Walnut Street Theatre (825 Walnut St.)
11 a.m. Saturday, $14 to $16. 

Love is alive, as Gary Wright's Valentine-relevant 1976 hit put it. So what can you do when you're undead? And, even worse, in high school?

In Walnut Street Theatre for Kids' production of Michelle Elliott and Danny Larsen's musical Zombie in Love, adapted from Kelly DiPucchio's fine novel, a typical teen ghoul just wants a date for the big dance, but he can't keep himself together -- whoops, his heart's on his sleeve, then on the floor -- while asking girls out. Is there someone out there for him?

Of course, there is. As the Troggs sang, "Love is all around us." (Though a zombie version of "I see your face before me" now seems a bit icky, we're still romantics.)

Carnivore Capades

Academy of Natural Sciences, 1900 Benjamin Franklin Parkway
11 a.m. to 3 p.m. Saturday through Monday, $17.95; $14.95 seniors and students; $13.95 ages 3 to 12; under 3 free (includes museum admission). 

A young acquaintance of ours once boiled a TV nature show down to its essence: "Stuff eats other stuff."

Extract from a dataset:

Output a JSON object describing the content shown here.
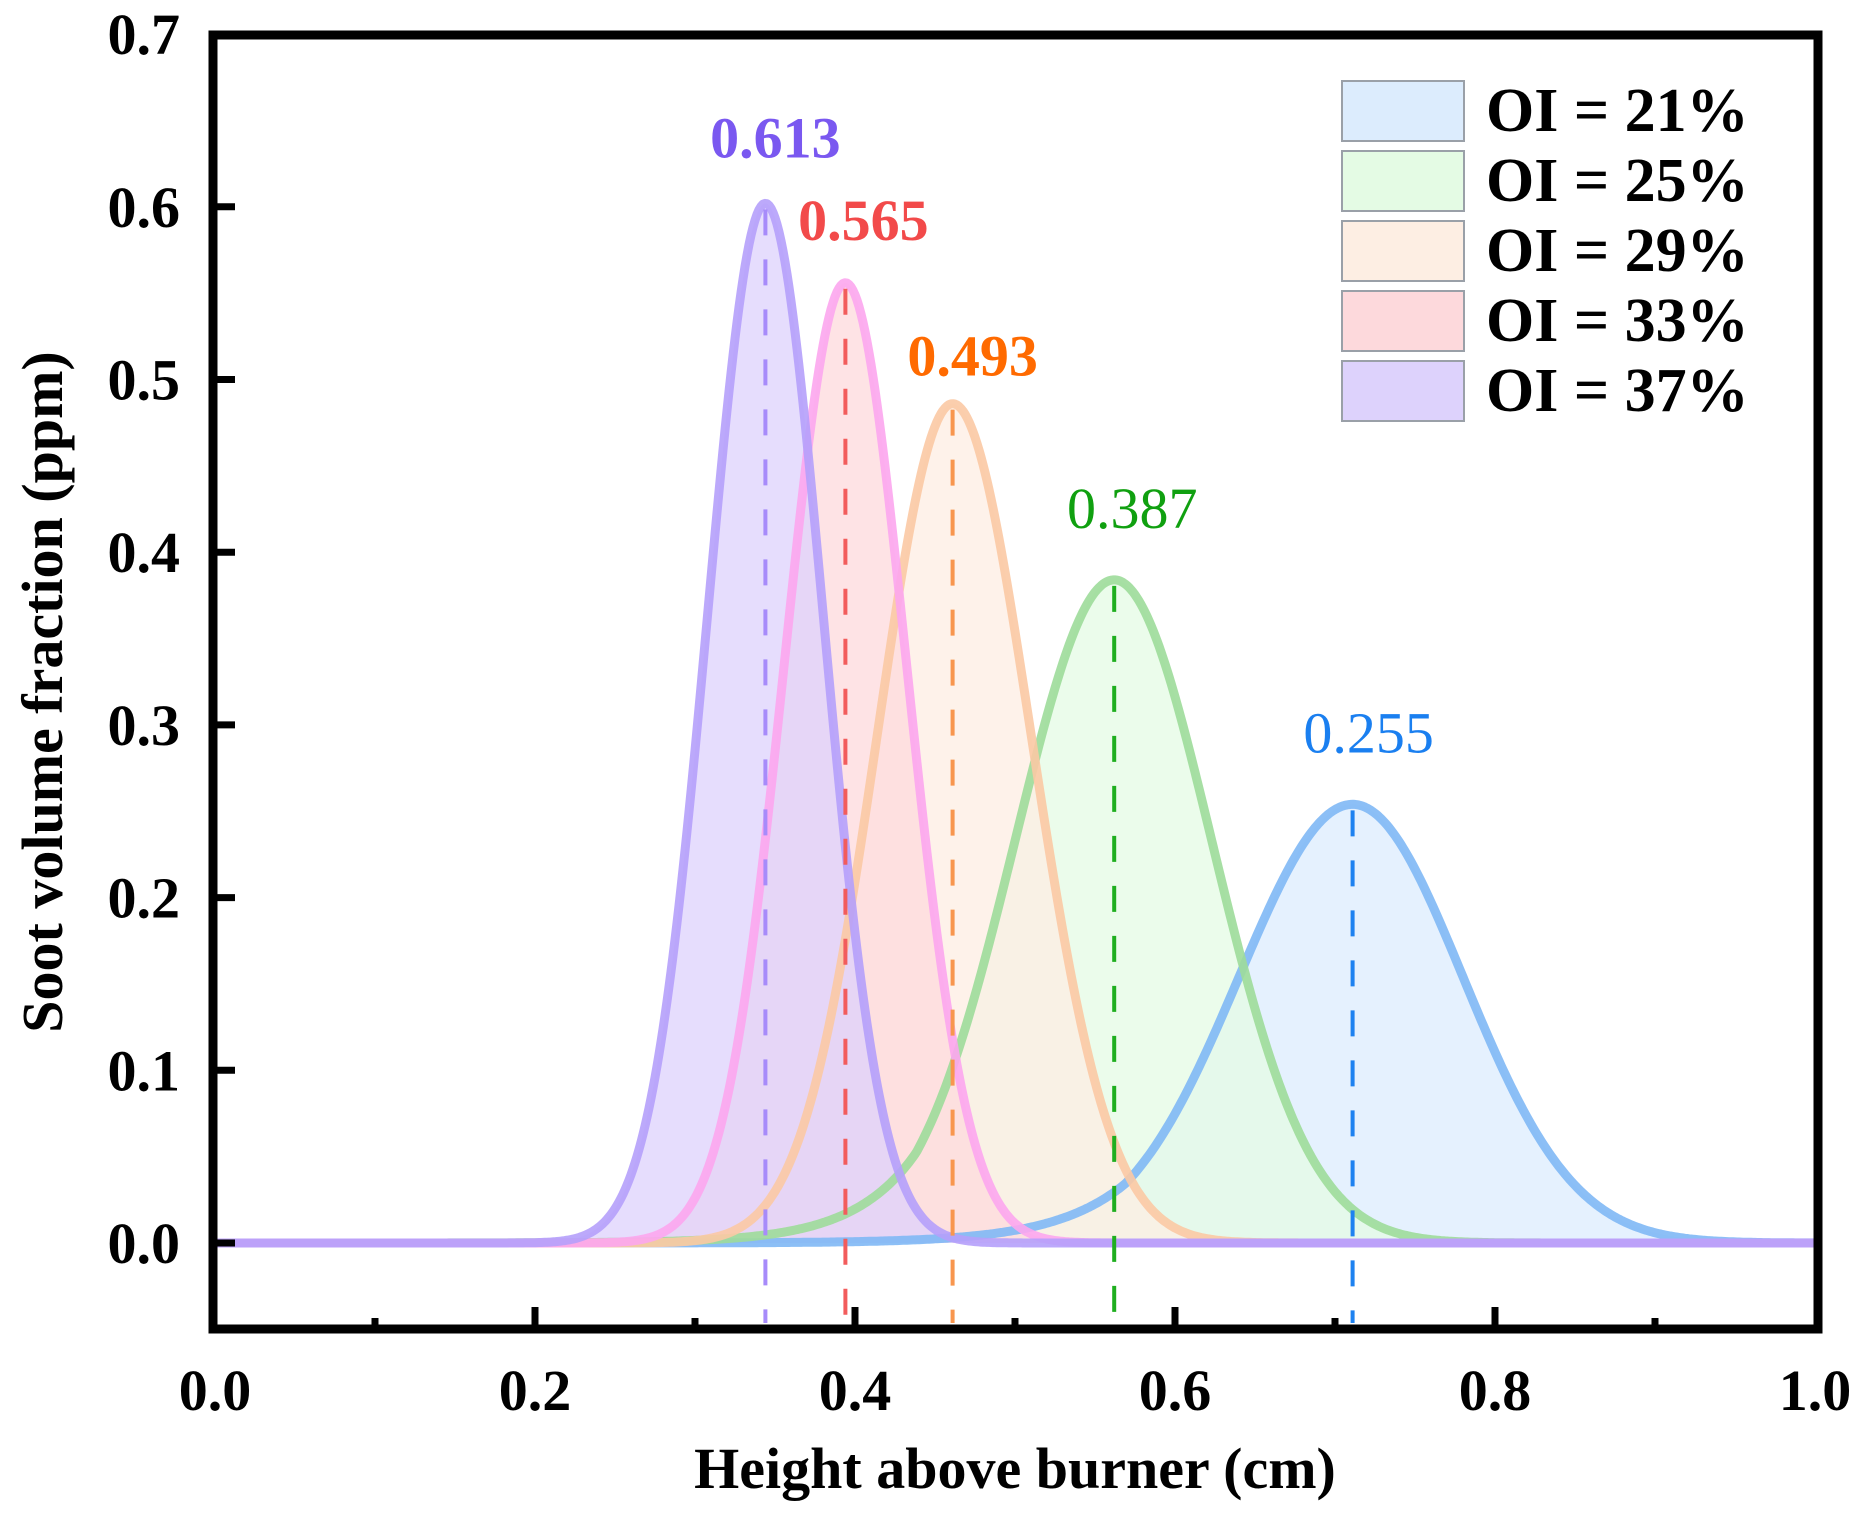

That's gist of Carnivore Capades at the Academy of Natural Sciences. Kids can learn about the stuff-eats-stuff world with furry, feathery, and scaly live animal shows; big cat make-and-take crafts; owl pellet dissection; and story time with Marty the Moose (who explains how his antlers, and a few jokes, can help him keep from being menu item).

Presidents Day

National Museum of American Jewish History, Fifth and Market Streets.
10 a.m. to 5 p.m. Monday, free. 

Forget those sales. This is really the time to reflect on the legacy of George Washington and Abraham Lincoln, two of the greatest chief executives our nation has ever had. (We'd include Franklin D. Roosevelt, but his birthday is Jan. 30, just missing the cut.) Abe was great, but for us, George will always be the one who set the template -- dropping any royal pretense in favor of being called Mr. President, presiding with care, and stepping down without a fight.

Presidents Day at NMAJH, where admission is free all this month, offers storytelling, arts and crafts, and a chance to meet "President Washington" and examine the letter the original wrote in 1790 to the Jewish community of Newport, R.I, declaring the importance of religious freedom and tolerance, stating that the United States "gives to bigotry no sanction, to persecution no assistance, [and] requires only that they who live under its protection should demean themselves as good citizens." Words to remember.